HEALTH & FITNESS

Mom sets world record for most donated breast milk

Shari Rudavsky
shari.rudavsky@indystar.com
Donated breast milk

Only one of her four sons actually breastfed — and he did so for only a few weeks. But that didn't stop Amelia Boomker from setting the Guinness World Record for breast milk donation.

The Illinois woman has donated 16,321 ounces of breast milk — the equivalent of 816 Venti Starbucks cups or about 241 two-liter soda bottles — to the Indiana Mother's Milk Bank over the past seven years.

That does not include the 7,000 ounces Boomker, 36, pumped after her first son was born nine years ago. That milk was shipped to a North Carolina breast milk bank.

Nor does it include the milk she fed to her own children, each of whom drank breast milk exclusively for more than a year.

"I have never really successfully breastfed, but I have produced a whole lot of milk," she said.

Milk banks rely on donated milk to help sick or premature infants whose mothers are unable to provide them with human milk. Experts believe pasteurized donor milk provides these most-vulnerable infants with a raft of benefits, including protection against disease and allergies.

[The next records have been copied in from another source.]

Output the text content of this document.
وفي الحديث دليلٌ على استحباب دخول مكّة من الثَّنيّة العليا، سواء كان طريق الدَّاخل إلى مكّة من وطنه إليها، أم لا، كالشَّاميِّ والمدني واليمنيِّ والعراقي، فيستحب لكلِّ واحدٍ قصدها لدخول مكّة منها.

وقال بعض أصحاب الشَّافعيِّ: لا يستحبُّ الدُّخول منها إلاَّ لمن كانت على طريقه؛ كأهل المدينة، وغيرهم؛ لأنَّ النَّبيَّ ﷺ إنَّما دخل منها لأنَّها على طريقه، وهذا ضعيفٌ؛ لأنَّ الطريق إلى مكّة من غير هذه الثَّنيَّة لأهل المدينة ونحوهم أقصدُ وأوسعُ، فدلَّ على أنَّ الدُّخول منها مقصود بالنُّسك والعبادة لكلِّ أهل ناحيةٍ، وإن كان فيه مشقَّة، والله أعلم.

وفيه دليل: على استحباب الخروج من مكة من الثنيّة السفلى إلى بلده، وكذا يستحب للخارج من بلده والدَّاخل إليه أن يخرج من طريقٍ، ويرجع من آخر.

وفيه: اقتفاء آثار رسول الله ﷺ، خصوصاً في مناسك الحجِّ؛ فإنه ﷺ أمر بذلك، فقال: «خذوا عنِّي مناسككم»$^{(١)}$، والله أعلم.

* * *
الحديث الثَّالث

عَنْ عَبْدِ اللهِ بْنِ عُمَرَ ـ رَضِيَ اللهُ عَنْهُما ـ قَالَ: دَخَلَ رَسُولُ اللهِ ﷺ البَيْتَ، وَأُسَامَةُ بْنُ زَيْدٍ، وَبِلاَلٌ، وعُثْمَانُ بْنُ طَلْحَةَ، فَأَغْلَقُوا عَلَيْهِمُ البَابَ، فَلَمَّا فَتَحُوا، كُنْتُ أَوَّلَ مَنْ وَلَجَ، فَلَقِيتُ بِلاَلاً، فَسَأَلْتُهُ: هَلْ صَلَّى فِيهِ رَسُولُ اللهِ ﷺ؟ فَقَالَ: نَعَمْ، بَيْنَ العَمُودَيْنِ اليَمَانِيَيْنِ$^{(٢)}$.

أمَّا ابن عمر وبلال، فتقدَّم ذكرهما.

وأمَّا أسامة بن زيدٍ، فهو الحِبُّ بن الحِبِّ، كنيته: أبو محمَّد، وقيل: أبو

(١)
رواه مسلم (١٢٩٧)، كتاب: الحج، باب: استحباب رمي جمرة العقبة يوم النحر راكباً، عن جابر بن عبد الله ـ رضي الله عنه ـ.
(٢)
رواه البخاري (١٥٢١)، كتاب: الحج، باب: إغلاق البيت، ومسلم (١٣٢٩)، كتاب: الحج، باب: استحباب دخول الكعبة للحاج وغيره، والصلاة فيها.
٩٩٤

The Boomker family, Amelia and Jim and their sons, Daniel (9), Liam (6), Ryan (4) and Connor, 18 months.

Boomker, who lives in Bolingbrook, Ill., started pumping a few days after her oldest child, Danny, was born. He had a heart condition that required multiple surgeries, and doctors told her breast milk might aid in his recoveries.

Four days after his birth, he was wheeled to the operating room for the first surgery.

"I started pumping since he was not there. That was all I could do," she said.

Danny didn't have the strength to latch. Boomker's next child had a high palate and couldn't breastfeed. She had a difficult recovery from the C-section she had with her third child, and opted to pump rather than breastfeed.

Her baby Conor, now 18 months old, tried for a few weeks but then opted for the bottle.

With each child, she would pump between eight and 10 times a day, for about 20 minutes each time. In all, she'd spend about three hours a day pumping.

She'd set the alarm so she could pump every few hours throughout the night. After the first eight weeks, when she returned to work, she'd drop to eight pumps a day.

Boomker would pump more than enough to feed her sons, and she'd donate the rest.

The office where she works in corporate IT proved incredibly understanding, allowing her to take conference calls from the lactation room.

When her first child was born, the Indiana Mother's Milk Bank had not opened. It had opened by the time, Liam, now 6, was born three years later. Boomker donated through the Indiana bank from February 2008 through September 2013.

She used to ship her milk, but in the past year or so she took advantage of one of the depots, which will accept donations and then ship them to Indianapolis for processing. The bank distributes milk in Indiana and throughout the Midwest.

At the time of her youngest child's first birthday, the bank only accepted donations from mothers for up to a year post-partum. Although the bank recently changed that policy, Boomker's supply had diminished enough so that she no longer donates.

Still, she hopes her record will shine light on milk donation and bring more donors.

And the certificate she got for her efforts has certainly been nice, she said.

"I went into work and showed the people this is why I have been sitting in the pump room for all those hours," she said.